Bernie Taupin's and Elton JOhn's haunting song about the fateful night Elton John decided to truly be himself weaves itself in and out of the last scene so beautifully. You are a butterfly. And butterflies are free to fly. What can you say about Jesus? That butterfly comment is just as good as any. In The Book of Bebb, Frederick Buechner imagines Jesus as Erol Flynn. At Wheaton I made up songs about Jesus being in the back seat of the car, and read stories about Jesus, Barbie- doll size, watching a sullen college boy take a bath.

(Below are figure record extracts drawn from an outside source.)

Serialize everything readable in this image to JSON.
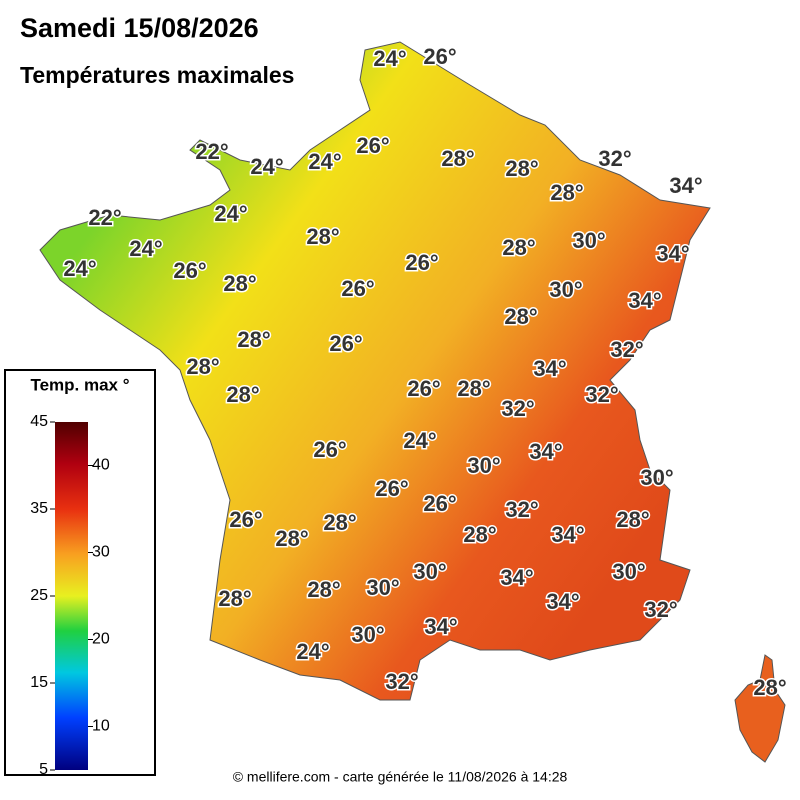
{
  "header": {
    "title": "Samedi 15/08/2026",
    "subtitle": "Températures maximales"
  },
  "legend": {
    "title": "Temp. max °",
    "range": [
      5,
      45
    ],
    "ticks_left": [
      45,
      35,
      25,
      15,
      5
    ],
    "ticks_right": [
      40,
      30,
      20,
      10
    ]
  },
  "map": {
    "labels": [
      "24°",
      "26°",
      "22°",
      "24°",
      "24°",
      "26°",
      "28°",
      "28°",
      "32°",
      "34°",
      "28°",
      "22°",
      "24°",
      "24°",
      "24°",
      "26°",
      "28°",
      "26°",
      "28°",
      "30°",
      "34°",
      "28°",
      "26°",
      "30°",
      "34°",
      "28°",
      "28°",
      "26°",
      "32°",
      "28°",
      "34°",
      "26°",
      "28°",
      "28°",
      "32°",
      "32°",
      "24°",
      "26°",
      "34°",
      "30°",
      "30°",
      "26°",
      "26°",
      "32°",
      "26°",
      "28°",
      "28°",
      "34°",
      "28°",
      "28°",
      "30°",
      "34°",
      "30°",
      "28°",
      "28°",
      "30°",
      "34°",
      "32°",
      "34°",
      "30°",
      "24°",
      "32°",
      "28°"
    ]
  },
  "footer": "© mellifere.com - carte générée le 11/08/2026 à 14:28"
}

So with this new view of humanity, look at Jesus travelling in that time machine to forgive his father. Instead of crying out Eli, eli, lama sabacthani, my god, my god, why hast thou forsaken me?, he whispers with pitch-perfect post-therapy earnestness, "Father, I forgive you." He dies at peace, much better than in the original story where he dies in anguish. And then he's just dead.

Last week I went over to a friend's for some delicious delivery sushi and she told me of the misery of sitting with her parents through a long wedding. I mentioned that to me the real point of Jesus's first miracle is: if you have to spend a lot of time with your relatives, especially at a wedding, you need to drink something. She laughed and said I was being silly.

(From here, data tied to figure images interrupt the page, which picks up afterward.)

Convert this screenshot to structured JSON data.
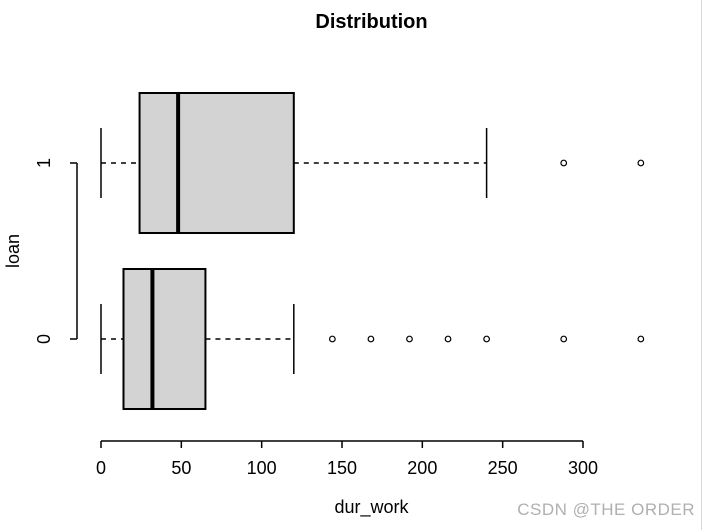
{
  "watermark": "CSDN @THE ORDER",
  "chart_data": {
    "type": "boxplot",
    "orientation": "horizontal",
    "title": "Distribution",
    "xlabel": "dur_work",
    "ylabel": "loan",
    "x_ticks": [
      0,
      50,
      100,
      150,
      200,
      250,
      300
    ],
    "xlim": [
      -14,
      350
    ],
    "grid": false,
    "legend": "none",
    "groups": [
      {
        "category": "0",
        "min": 0,
        "q1": 14,
        "median": 32,
        "q3": 65,
        "max": 120,
        "outliers": [
          144,
          168,
          192,
          216,
          240,
          288,
          336
        ]
      },
      {
        "category": "1",
        "min": 0,
        "q1": 24,
        "median": 48,
        "q3": 120,
        "max": 240,
        "outliers": [
          288,
          336
        ]
      }
    ],
    "colors": {
      "box_fill": "#d3d3d3",
      "line": "#000000",
      "background": "#ffffff",
      "watermark_text": "#b0b0b0",
      "right_edge_line": "#d8d8d8"
    }
  }
}
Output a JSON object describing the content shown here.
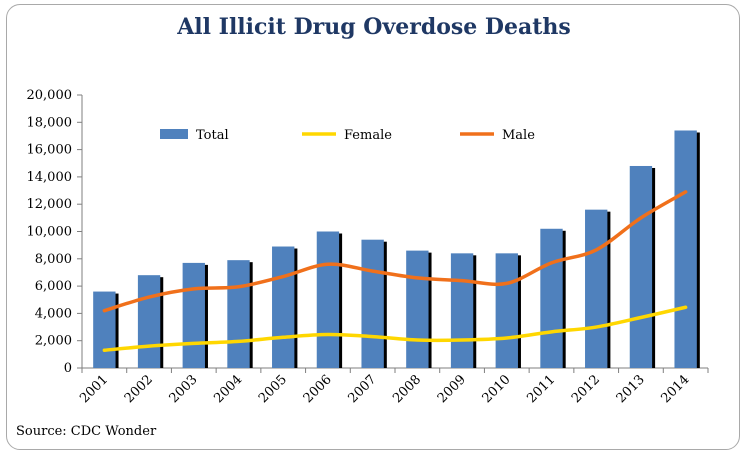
{
  "chart_data": {
    "type": "bar",
    "title": "All Illicit Drug Overdose Deaths",
    "source": "Source: CDC Wonder",
    "categories": [
      "2001",
      "2002",
      "2003",
      "2004",
      "2005",
      "2006",
      "2007",
      "2008",
      "2009",
      "2010",
      "2011",
      "2012",
      "2013",
      "2014"
    ],
    "ylim": [
      0,
      20000
    ],
    "yticks": [
      0,
      2000,
      4000,
      6000,
      8000,
      10000,
      12000,
      14000,
      16000,
      18000,
      20000
    ],
    "ytick_labels": [
      "0",
      "2,000",
      "4,000",
      "6,000",
      "8,000",
      "10,000",
      "12,000",
      "14,000",
      "16,000",
      "18,000",
      "20,000"
    ],
    "xlabel": "",
    "ylabel": "",
    "grid": false,
    "legend_position": "top",
    "series": [
      {
        "name": "Total",
        "kind": "bar",
        "color": "#4f81bd",
        "values": [
          5600,
          6800,
          7700,
          7900,
          8900,
          10000,
          9400,
          8600,
          8400,
          8400,
          10200,
          11600,
          14800,
          17400
        ]
      },
      {
        "name": "Female",
        "kind": "line",
        "color": "#ffd700",
        "values": [
          1300,
          1600,
          1800,
          1950,
          2250,
          2450,
          2300,
          2050,
          2050,
          2200,
          2650,
          3000,
          3700,
          4450
        ]
      },
      {
        "name": "Male",
        "kind": "line",
        "color": "#f0701b",
        "values": [
          4200,
          5200,
          5800,
          5950,
          6700,
          7600,
          7100,
          6600,
          6400,
          6200,
          7700,
          8650,
          11000,
          12900
        ]
      }
    ]
  }
}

But I was dead serious and I still am.

I think it's scandalous that so-called biblical scholars pretend that the first miracle of Jesus was not a grand coming-out, it wasn't a statement of intent. Hell, Jesus turning water into wine at the wedding was like Slash's riff at the beginning of Appetite for Destruction. At Wheaton where we weren't allowed to drink, they totally downplayed it - like it was a sideshow mistake before the real shit happened post going out into the desert.

Wrong. This was it, this was Sexy Jesus rocking the house. He didn't turn that water into wine so that people stayed off the dance floor. He did it because he was this totally alive character who wanted to party. Again, not unlike Slash. I am sorry about my preoccupation with Slash. My husband plays electric guitar and every piece of reading material within arm's reach of a toilet in our house venerates Slash. To tell you the truth, I love Slash's autobiography so I can't completely blame my husband. The thing is, these guys, who touched our nerves, who made great art: they weren't drinking water, I can tell you.

Just think if Christianity re-branded itself and aligned with the beer, wine and spirits market.